The City of Pitt Meadows, B.C., has removed two roundabouts from an arterial roadway in the interests of public safety, according to its mayor.
The roundabouts on Airport Way at Bonson and Harris roads fall along a trucking route and have been replaced with signaled lights due to rapid growth in the Metro Vancouver municipality and its vehicle traffic.
“An assessment was done and it was determined for all user safety, primarily pedestrians and cyclists, as well as a combination of vehicles, residential and commercial, it was the safest way forward,” Nicole MacDonald told Global News.
“What we’ve found is that over the past few years, there has been a number of accidents.”
According to Ridge Meadows RCMP, there were 31 collisions at Airport Way and Harris Road, and 27 at Airport Way and Bonson Road, between 2018 and 2022.
In 2021, a cyclist was killed in a collision with a dump truck at the Harris Road and Airport Way roundabout.
Erin O’Melinn, executive director of HUB Cycling, said she was pleased with the removal of two roundabouts that “have a poor safety history.”
“The new traffic signals are a safety improvement,” O’Melinn said Friday. “They give people more certainty around when they’re supposed to go and where, and there’s less uncertainty about what angles they’re moving at.”
As a cyclist herself, she added, she feels safer in intersections than in roundabouts, where she’s never sure whether drivers are looking for cyclists or have seen her.
According to the 2021 census, Pitt Meadows has a population of more than 19,000 people.
MacDonald said one of the growing city’s key traffic challenges are the “chokepoints” where its two of its arterial roadways leading in and out are blocked by railway operations. The municipality is advocating for an underpass on Harris Road to remedy them, she added.
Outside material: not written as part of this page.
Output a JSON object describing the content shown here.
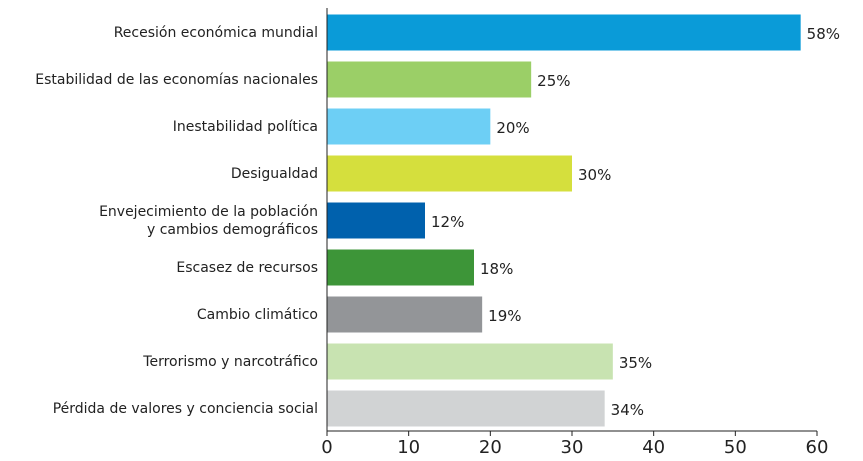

For the moment, the mayor said two other roundabouts off the Golden Ears Bridge will remain in place.
“They are under a study that is actually TransLink’s jurisdiction and responsibility,” MacDonald explained.
“The city has been advocating, and in extensive communications with Katzie First Nation, as well as other stakeholders and TransLink to look at the future of that. We’re also hugely advocating for secondary access to Katzie First Nation, all in conjunction with that Golden Ears corridor there.”
According to ICBC, roundabouts improve pedestrian and cyclist safety, improve traffic flow and reduce the odds of serious injury because “essentially eliminate the chance of a head-on collision or a crash involving a left turn.”